После завершения в начале января выставки в Нью-Йорке коллекции картин Верещагина предстояло, по соглашению с Американской художественной ассоциацией, путешествие по другим американским городам — Бостону, Чикаго, Филадельфии… Организаторы выставок, пообещав автору золотые горы, выговорили себе право решения всех вопросов, связанных с их дальнейшей демонстрацией в Америке.
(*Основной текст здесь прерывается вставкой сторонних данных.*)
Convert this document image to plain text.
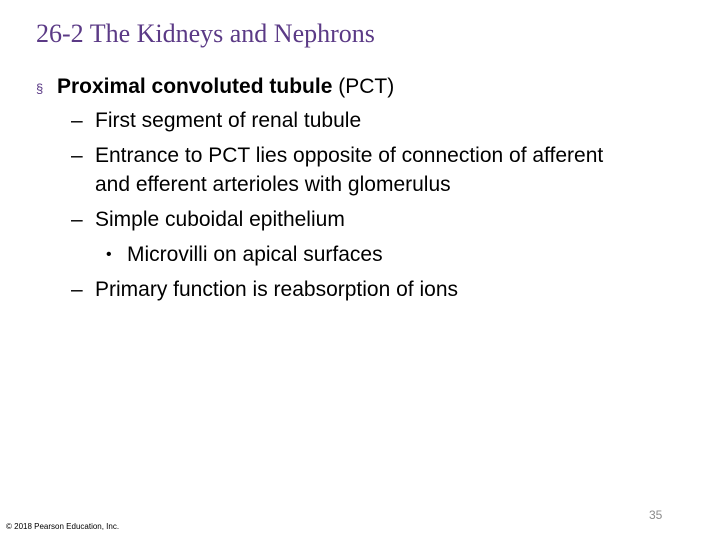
26-2 The Kidneys and Nephrons
§ Proximal convoluted tubule (PCT)
– First segment of renal tubule
– Entrance to PCT lies opposite of connection of afferent
and efferent arterioles with glomerulus
– Simple cuboidal epithelium
• Microvilli on apical surfaces
– Primary function is reabsorption of ions
35
© 2018 Pearson Education, Inc.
Верещагин доверился им, прежде всего — президенту ассоциации Саттону, с которым переписывался еще в июле 1888 года, до своего приезда в США. Тот был, по-видимому, человеком ловким, в художественных делах поднаторевшим, но не вполне чистоплотным, и впоследствии Василий Васильевич не раз поминал его недобрым словом.
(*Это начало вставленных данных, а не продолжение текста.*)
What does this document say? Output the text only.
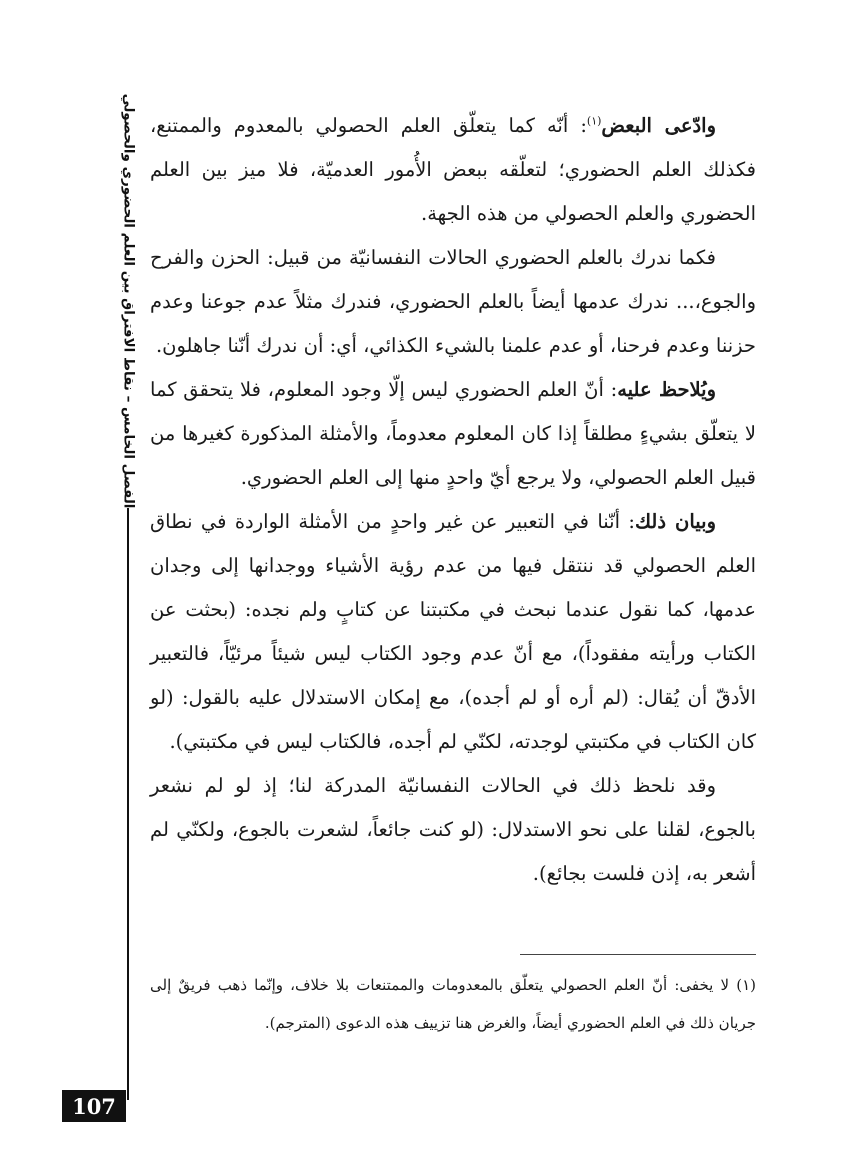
الفصل الخامس – نقاط الافتراق بين العلم الحضوري والحصولي	وادّعى البعض$^{(١)}$: أنّه كما يتعلّق العلم الحصولي بالمعدوم والممتنع، فكذلك العلم الحضوري؛ لتعلّقه ببعض الأُمور العدميّة، فلا ميز بين العلم الحضوري والعلم الحصولي من هذه الجهة.

فكما ندرك بالعلم الحضوري الحالات النفسانيّة من قبيل: الحزن والفرح والجوع،... ندرك عدمها أيضاً بالعلم الحضوري، فندرك مثلاً عدم جوعنا وعدم حزننا وعدم فرحنا، أو عدم علمنا بالشيء الكذائي، أي: أن ندرك أنّنا جاهلون.

ويُلاحظ عليه: أنّ العلم الحضوري ليس إلّا وجود المعلوم، فلا يتحقق كما لا يتعلّق بشيءٍ مطلقاً إذا كان المعلوم معدوماً، والأمثلة المذكورة كغيرها من قبيل العلم الحصولي، ولا يرجع أيّ واحدٍ منها إلى العلم الحضوري.

وبيان ذلك: أنّنا في التعبير عن غير واحدٍ من الأمثلة الواردة في نطاق العلم الحصولي قد ننتقل فيها من عدم رؤية الأشياء ووجدانها إلى وجدان عدمها، كما نقول عندما نبحث في مكتبتنا عن كتابٍ ولم نجده: (بحثت عن الكتاب ورأيته مفقوداً)، مع أنّ عدم وجود الكتاب ليس شيئاً مرئيّاً، فالتعبير الأدقّ أن يُقال: (لم أره أو لم أجده)، مع إمكان الاستدلال عليه بالقول: (لو كان الكتاب في مكتبتي لوجدته، لكنّي لم أجده، فالكتاب ليس في مكتبتي).

وقد نلحظ ذلك في الحالات النفسانيّة المدركة لنا؛ إذ لو لم نشعر بالجوع، لقلنا على نحو الاستدلال: (لو كنت جائعاً، لشعرت بالجوع، ولكنّي لم أشعر به، إذن فلست بجائع).

(١) لا يخفى: أنّ العلم الحصولي يتعلّق بالمعدومات والممتنعات بلا خلاف، وإنّما ذهب فريقٌ إلى جريان ذلك في العلم الحضوري أيضاً، والغرض هنا تزييف هذه الدعوى (المترجم).
107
В Нью-Йорке в жизнь Верещагина вошли две русские женщины. Одна из них — уже упоминавшаяся вдова знаменитого американского репортера Варвара Николаевна Мак-Гахан. Другая — молодая пианистка Лидия Васильевна Андреевская. Переписка Мак-Гахан с Верещагиным говорит о том, что Варвара Николаевна относилась к нему с большим уважением и симпатией и, вероятно, питала некоторые надежды на то, что и она ему небезразлична. Но в какой-то момент ее надежды на взаимность рухнули: Варвара Николаевна заметила, что художнику более по душе общение с Андреевской. Возможно, это произошло после одного случая, о котором Лидия Васильевна много позже рассказала Стасову. Мак-Гахан как-то уговорила Верещагина, обычно избегавшего светских приемов, прийти на вечер, который она устраивала в его честь (Василий Васильевич жил в том же подъезде, где и Мак-Гахан). Среди гостей ожидались знакомые ей американские литераторы, художники, известные в обществе дамы. Персонально был упомянут известный американский путешественник и публицист Джордж Кеннан, бывавший в России неоднократно и написавший о своих поездках несколько книг (одна из них вышла после обследования автором русских тюрем и мест политических ссылок в 1885–1886 годах). Согласившись прийти, Верещагин в тот день решил заехать к Андреевской и, чтобы «скоротать время» до приема, предложил ей сыграть в карты. И вот уже приближается назначенный час, когда его ждут у Мак-Гахан. На робкое напоминание Лидии Васильевны, что ему пора ехать, он с досадой ответил, что, мол, приедет к концу, тем лучше. А затем у него вдруг прорвалось: «Знаете, я совсем не поеду. А ну их, эти вечера! Что я, зверь какой, что они меня показывают?!» Так просидел за игрой, пока гости не разъехались. Заканчивая рассказ, Лидия Васильевна призналась: «Мак-Гахан страшно обиделась на него и на меня»[364].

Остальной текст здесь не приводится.